Correlation Between An Shin and Lian Hwa
Can any of the company-specific risk be diversified away by investing in both An Shin and Lian Hwa at the same time? Although using a correlation coefficient on its own may not help to predict future stock returns, this module helps to understand the diversifiable risk of combining An Shin and Lian Hwa into the same portfolio, which is an essential part of the fundamental portfolio management process.
By analyzing existing cross correlation between An Shin Food Services and Lian Hwa Foods, you can compare the effects of market volatilities on An Shin and Lian Hwa and check how they will diversify away market risk if combined in the same portfolio for a given time horizon. You can also utilize pair trading strategies of matching a long position in An Shin with a short position of Lian Hwa. Check out your portfolio center. Please also check ongoing floating volatility patterns of An Shin and Lian Hwa.
Diversification Opportunities for An Shin and Lian Hwa
Very good diversification
The 3 months correlation between 1259 and Lian is -0.44. Overlapping area represents the amount of risk that can be diversified away by holding An Shin Food Services and Lian Hwa Foods in the same portfolio, assuming nothing else is changed. The correlation between historical prices or returns on Lian Hwa Foods and An Shin is a relative statistical measure of the degree to which these equity instruments tend to move together. The correlation coefficient measures the extent to which returns on An Shin Food Services are associated (or correlated) with Lian Hwa. Values of the correlation coefficient range from -1 to +1, where. The correlation of zero (0) is possible when the price movement of Lian Hwa Foods has no effect on the direction of An Shin i.e., An Shin and Lian Hwa go up and down completely randomly.

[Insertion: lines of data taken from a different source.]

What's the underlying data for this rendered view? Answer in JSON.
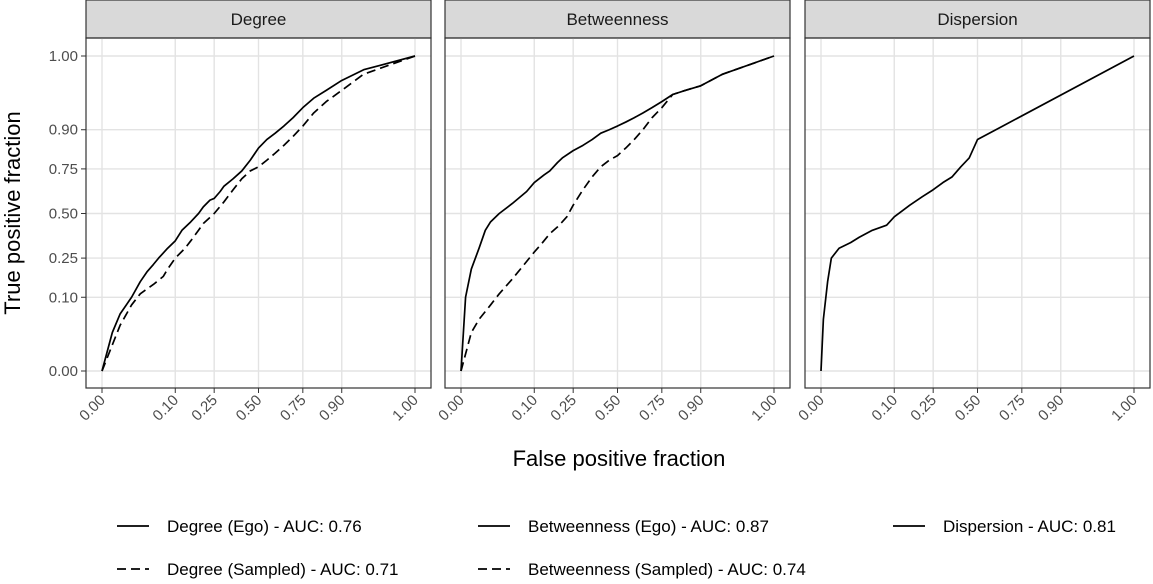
{
  "chart_data": {
    "type": "line",
    "xlabel": "False positive fraction",
    "ylabel": "True positive fraction",
    "xlim": [
      0,
      1
    ],
    "ylim": [
      0,
      1
    ],
    "x_scale": "probit",
    "y_scale": "probit",
    "grid": true,
    "legend_position": "bottom",
    "x_ticks": [
      0.0,
      0.1,
      0.25,
      0.5,
      0.75,
      0.9,
      1.0
    ],
    "x_tick_labels": [
      "0.00",
      "0.10",
      "0.25",
      "0.50",
      "0.75",
      "0.90",
      "1.00"
    ],
    "y_ticks": [
      0.0,
      0.1,
      0.25,
      0.5,
      0.75,
      0.9,
      1.0
    ],
    "y_tick_labels": [
      "0.00",
      "0.10",
      "0.25",
      "0.50",
      "0.75",
      "0.90",
      "1.00"
    ],
    "panels": [
      {
        "title": "Degree",
        "series": [
          {
            "name": "Degree (Ego) - AUC: 0.76",
            "linetype": "solid",
            "points": [
              [
                0.0,
                0.0
              ],
              [
                0.005,
                0.03
              ],
              [
                0.01,
                0.06
              ],
              [
                0.02,
                0.1
              ],
              [
                0.03,
                0.15
              ],
              [
                0.04,
                0.19
              ],
              [
                0.05,
                0.22
              ],
              [
                0.06,
                0.25
              ],
              [
                0.08,
                0.3
              ],
              [
                0.1,
                0.34
              ],
              [
                0.12,
                0.4
              ],
              [
                0.15,
                0.45
              ],
              [
                0.18,
                0.5
              ],
              [
                0.2,
                0.54
              ],
              [
                0.23,
                0.58
              ],
              [
                0.25,
                0.59
              ],
              [
                0.28,
                0.63
              ],
              [
                0.3,
                0.66
              ],
              [
                0.35,
                0.7
              ],
              [
                0.4,
                0.74
              ],
              [
                0.45,
                0.79
              ],
              [
                0.5,
                0.84
              ],
              [
                0.55,
                0.87
              ],
              [
                0.6,
                0.89
              ],
              [
                0.65,
                0.91
              ],
              [
                0.7,
                0.93
              ],
              [
                0.75,
                0.95
              ],
              [
                0.8,
                0.965
              ],
              [
                0.85,
                0.975
              ],
              [
                0.9,
                0.985
              ],
              [
                0.95,
                0.993
              ],
              [
                1.0,
                1.0
              ]
            ]
          },
          {
            "name": "Degree (Sampled) - AUC: 0.71",
            "linetype": "dashed",
            "points": [
              [
                0.0,
                0.0
              ],
              [
                0.01,
                0.04
              ],
              [
                0.02,
                0.08
              ],
              [
                0.03,
                0.11
              ],
              [
                0.05,
                0.14
              ],
              [
                0.07,
                0.17
              ],
              [
                0.08,
                0.2
              ],
              [
                0.1,
                0.25
              ],
              [
                0.13,
                0.3
              ],
              [
                0.15,
                0.34
              ],
              [
                0.18,
                0.4
              ],
              [
                0.2,
                0.44
              ],
              [
                0.25,
                0.5
              ],
              [
                0.3,
                0.57
              ],
              [
                0.35,
                0.64
              ],
              [
                0.4,
                0.7
              ],
              [
                0.45,
                0.74
              ],
              [
                0.5,
                0.76
              ],
              [
                0.55,
                0.79
              ],
              [
                0.6,
                0.82
              ],
              [
                0.65,
                0.85
              ],
              [
                0.7,
                0.88
              ],
              [
                0.75,
                0.91
              ],
              [
                0.8,
                0.94
              ],
              [
                0.85,
                0.96
              ],
              [
                0.9,
                0.975
              ],
              [
                0.95,
                0.99
              ],
              [
                1.0,
                1.0
              ]
            ]
          }
        ]
      },
      {
        "title": "Betweenness",
        "series": [
          {
            "name": "Betweenness (Ego) - AUC: 0.87",
            "linetype": "solid",
            "points": [
              [
                0.0,
                0.0
              ],
              [
                0.002,
                0.1
              ],
              [
                0.005,
                0.2
              ],
              [
                0.01,
                0.3
              ],
              [
                0.015,
                0.4
              ],
              [
                0.02,
                0.45
              ],
              [
                0.03,
                0.5
              ],
              [
                0.05,
                0.56
              ],
              [
                0.08,
                0.63
              ],
              [
                0.1,
                0.68
              ],
              [
                0.13,
                0.72
              ],
              [
                0.15,
                0.74
              ],
              [
                0.18,
                0.78
              ],
              [
                0.2,
                0.8
              ],
              [
                0.25,
                0.83
              ],
              [
                0.3,
                0.85
              ],
              [
                0.35,
                0.87
              ],
              [
                0.4,
                0.89
              ],
              [
                0.45,
                0.9
              ],
              [
                0.5,
                0.91
              ],
              [
                0.55,
                0.92
              ],
              [
                0.6,
                0.93
              ],
              [
                0.65,
                0.94
              ],
              [
                0.7,
                0.95
              ],
              [
                0.75,
                0.96
              ],
              [
                0.8,
                0.97
              ],
              [
                0.85,
                0.975
              ],
              [
                0.9,
                0.98
              ],
              [
                0.95,
                0.99
              ],
              [
                1.0,
                1.0
              ]
            ]
          },
          {
            "name": "Betweenness (Sampled) - AUC: 0.74",
            "linetype": "dashed",
            "points": [
              [
                0.0,
                0.0
              ],
              [
                0.005,
                0.03
              ],
              [
                0.01,
                0.05
              ],
              [
                0.02,
                0.08
              ],
              [
                0.03,
                0.11
              ],
              [
                0.05,
                0.16
              ],
              [
                0.07,
                0.21
              ],
              [
                0.1,
                0.28
              ],
              [
                0.12,
                0.32
              ],
              [
                0.15,
                0.38
              ],
              [
                0.18,
                0.42
              ],
              [
                0.2,
                0.45
              ],
              [
                0.22,
                0.48
              ],
              [
                0.25,
                0.55
              ],
              [
                0.3,
                0.64
              ],
              [
                0.35,
                0.71
              ],
              [
                0.4,
                0.76
              ],
              [
                0.45,
                0.79
              ],
              [
                0.5,
                0.81
              ],
              [
                0.55,
                0.84
              ],
              [
                0.6,
                0.87
              ],
              [
                0.65,
                0.9
              ],
              [
                0.7,
                0.93
              ],
              [
                0.75,
                0.95
              ],
              [
                0.8,
                0.97
              ],
              [
                0.85,
                0.975
              ],
              [
                0.9,
                0.98
              ],
              [
                0.95,
                0.99
              ],
              [
                1.0,
                1.0
              ]
            ]
          }
        ]
      },
      {
        "title": "Dispersion",
        "series": [
          {
            "name": "Dispersion - AUC: 0.81",
            "linetype": "solid",
            "points": [
              [
                0.0,
                0.0
              ],
              [
                0.001,
                0.05
              ],
              [
                0.003,
                0.15
              ],
              [
                0.005,
                0.25
              ],
              [
                0.01,
                0.3
              ],
              [
                0.02,
                0.33
              ],
              [
                0.03,
                0.36
              ],
              [
                0.05,
                0.4
              ],
              [
                0.08,
                0.43
              ],
              [
                0.1,
                0.48
              ],
              [
                0.12,
                0.51
              ],
              [
                0.15,
                0.55
              ],
              [
                0.2,
                0.6
              ],
              [
                0.25,
                0.64
              ],
              [
                0.3,
                0.68
              ],
              [
                0.35,
                0.71
              ],
              [
                0.4,
                0.76
              ],
              [
                0.45,
                0.8
              ],
              [
                0.5,
                0.87
              ],
              [
                1.0,
                1.0
              ]
            ]
          }
        ]
      }
    ],
    "legend": [
      {
        "label": "Degree (Ego) - AUC: 0.76",
        "linetype": "solid"
      },
      {
        "label": "Degree (Sampled) - AUC: 0.71",
        "linetype": "dashed"
      },
      {
        "label": "Betweenness (Ego) - AUC: 0.87",
        "linetype": "solid"
      },
      {
        "label": "Betweenness (Sampled) - AUC: 0.74",
        "linetype": "dashed"
      },
      {
        "label": "Dispersion - AUC: 0.81",
        "linetype": "solid"
      }
    ],
    "colors": {
      "line": "#000000",
      "grid": "#ebebeb",
      "strip": "#d9d9d9",
      "border": "#333333"
    }
  }
}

Pair Corralation between An Shin and Lian Hwa
Assuming the 90 days trading horizon An Shin is expected to generate 4.3 times less return on investment than Lian Hwa. But when comparing it to its historical volatility, An Shin Food Services is 2.51 times less risky than Lian Hwa. It trades about 0.18 of its potential returns per unit of risk. Lian Hwa Foods is currently generating about 0.3 of returns per unit of risk over similar time horizon. If you would invest 15,000 in Lian Hwa Foods on November 28, 2024 and sell it today you would earn a total of 1,800 from holding Lian Hwa Foods or generate 12.0% return on investment over 90 days.
Time Period | 3 Months [change] |
Direction | Moves Against |
Strength | Very Weak |
Accuracy | 100.0% |
Values | Daily Returns |
An Shin Food Services vs. Lian Hwa Foods
Performance |
Timeline |
An Shin Food |
Lian Hwa Foods |
An Shin and Lian Hwa Volatility Contrast
Predicted Return Density |
Returns |
Pair Trading with An Shin and Lian Hwa
The main advantage of trading using opposite An Shin and Lian Hwa positions is that it hedges away some unsystematic risk. Because of two separate transactions, even if An Shin position performs unexpectedly, Lian Hwa can make up some of the losses. Pair trading also minimizes risk from directional movements in the market. For example, if an entire industry or sector drops because of unexpected headlines, the short position in Lian Hwa will offset losses from the drop in Lian Hwa's long position.An Shin vs. International CSRC Investment | An Shin vs. Onyx Healthcare | An Shin vs. Taiwan Speciality Chemicals | An Shin vs. China Airlines |
Lian Hwa vs. Lien Hwa Industrial | Lian Hwa vs. Charoen Pokphand Enterprise | Lian Hwa vs. Great Wall Enterprise | Lian Hwa vs. Uni President Enterprises Corp |
Check out your portfolio center.Note that this page's information should be used as a complementary analysis to find the right mix of equity instruments to add to your existing portfolios or create a brand new portfolio. You can also try the Risk-Return Analysis module to view associations between returns expected from investment and the risk you assume.